話を聞くと、昨日の夜以来、雫はどうしても私の顔が見たくなったらしい。
つまり、最近の私は秀樹にかかりっきりなんだから、やっぱり顔を見ておいた方が安心だったそうだ。だからなんとかここまでやってきたわけだが、私の事務室に来る途中に、秀樹の姿を見つけたらしい。
で、そこで過ぎ去ろうか、とも思ったものの、やっぱり柾木のことが好きな人(だと雫が勝手に決めつけた)同士として、いちおう話をつけておいた方がいい、と思って、勇気を出して、秀樹に話しかけたということだった。
「いや、ものすごく堂々としてたんだよね。綾観さん。こっちはオロオロしてたというのに、『あんたが柾木の新しいカノ……友だち?』と言ってきて」
「だって、こういうのは初めが肝心だもの」
「いや、これ、そういう話か?」
ともかく、そうやって話をすることになったけど、いざ話してみれば、秀樹の方も『俺の方が柾木に詳しいし、もっと好き』とか言い出したようだ。だから声がつい大きくなって、さっきのような会話にエスカレートしたらしい。
……あの音量で「つい大きく」なのか。
雫の話をじっと聞いていた私は、そう突っ込みたくなるのをどうにか我慢した。
だって、これ以上話がややこしくなると、こっちもすごく困る。
ただでさえ、今の状況はへんてこだというのに。
「む~。もうこんなのにも飽きちゃった。わたしが誰よりも柾木のこと好きなはずなのに、邪魔ばかり入っちゃって」
「あの、雫……?」
どうしてなのかはわからないが、雫は今の状況がすごく悔しいらしい。いや、別に怒ってるわけじゃないけど、これはその、ヤキモチなんだろうか?
それなら、愛されている方としては嬉しいと思えたら……いいんだけど。なぜだろう。むしろ今は、どこでもいいから逃げたくなった。

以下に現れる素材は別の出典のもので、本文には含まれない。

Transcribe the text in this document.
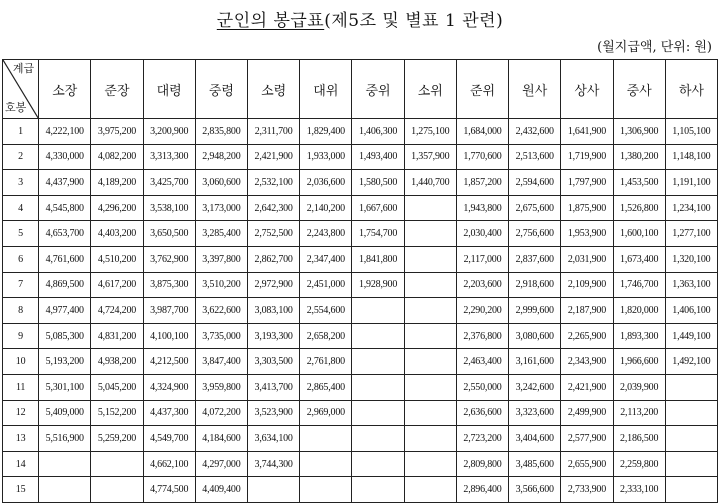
군인의 봉급표(제5조 및 별표 1 관련)
(월지급액, 단위: 원)
계급
호봉	소장	준장	대령	중령	소령	대위	중위	소위	준위	원사	상사	중사	하사
1	4,222,100	3,975,200	3,200,900	2,835,800	2,311,700	1,829,400	1,406,300	1,275,100	1,684,000	2,432,600	1,641,900	1,306,900	1,105,100
2	4,330,000	4,082,200	3,313,300	2,948,200	2,421,900	1,933,000	1,493,400	1,357,900	1,770,600	2,513,600	1,719,900	1,380,200	1,148,100
3	4,437,900	4,189,200	3,425,700	3,060,600	2,532,100	2,036,600	1,580,500	1,440,700	1,857,200	2,594,600	1,797,900	1,453,500	1,191,100
4	4,545,800	4,296,200	3,538,100	3,173,000	2,642,300	2,140,200	1,667,600		1,943,800	2,675,600	1,875,900	1,526,800	1,234,100
5	4,653,700	4,403,200	3,650,500	3,285,400	2,752,500	2,243,800	1,754,700		2,030,400	2,756,600	1,953,900	1,600,100	1,277,100
6	4,761,600	4,510,200	3,762,900	3,397,800	2,862,700	2,347,400	1,841,800		2,117,000	2,837,600	2,031,900	1,673,400	1,320,100
7	4,869,500	4,617,200	3,875,300	3,510,200	2,972,900	2,451,000	1,928,900		2,203,600	2,918,600	2,109,900	1,746,700	1,363,100
8	4,977,400	4,724,200	3,987,700	3,622,600	3,083,100	2,554,600			2,290,200	2,999,600	2,187,900	1,820,000	1,406,100
9	5,085,300	4,831,200	4,100,100	3,735,000	3,193,300	2,658,200			2,376,800	3,080,600	2,265,900	1,893,300	1,449,100
10	5,193,200	4,938,200	4,212,500	3,847,400	3,303,500	2,761,800			2,463,400	3,161,600	2,343,900	1,966,600	1,492,100
11	5,301,100	5,045,200	4,324,900	3,959,800	3,413,700	2,865,400			2,550,000	3,242,600	2,421,900	2,039,900	
12	5,409,000	5,152,200	4,437,300	4,072,200	3,523,900	2,969,000			2,636,600	3,323,600	2,499,900	2,113,200	
13	5,516,900	5,259,200	4,549,700	4,184,600	3,634,100				2,723,200	3,404,600	2,577,900	2,186,500	
14			4,662,100	4,297,000	3,744,300				2,809,800	3,485,600	2,655,900	2,259,800	
15			4,774,500	4,409,400					2,896,400	3,566,600	2,733,900	2,333,100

「だからね、もう結婚しちゃおうよ。柾木。どうせ婚約したわけだし」
「そ、その話はまた後にでも――」
「やだやだーわたし、もう大きくなったから柾木と結婚するー」
「あのな……」
どうしよう、秀樹が私をすごく睨んでいる。あまり親しくない雫を睨むことはできないから、代わりにこっちを睨んでいるようだった。
わ、私にどうしろと。
雫も、ああいうわがままを言い始めると、なかなか止めないし。
っていうか、これ、いったい何のシチュエーションなんだろう。
私でケンカする秀樹と雫って……これで良いんだろうか?
なんか、ものすごくおかしな状況みたいに思えるけど……。
そもそも、ここ、いったん会社の廊下じゃなかったっけ?
「と、ともかく、行くぞ。秀樹」
「わんわん!!」
「やばい……守らなきゃ……正妻の座……」
し、雫は一体何をぶつぶつ言ってるんだろう。
ともかく、 私は顔も上げられず、どこか誇らしげな顔をした秀樹と連れて、周りの関係者……ほとんどの大人からの好奇の視線を浴びながら、そこを離れた。
だって、ずっとそこにいたら、もっと危ないことになりそうだったし……。
ああ、ツッコミところが多すぎて、どうしたらいいのかまったくわからない。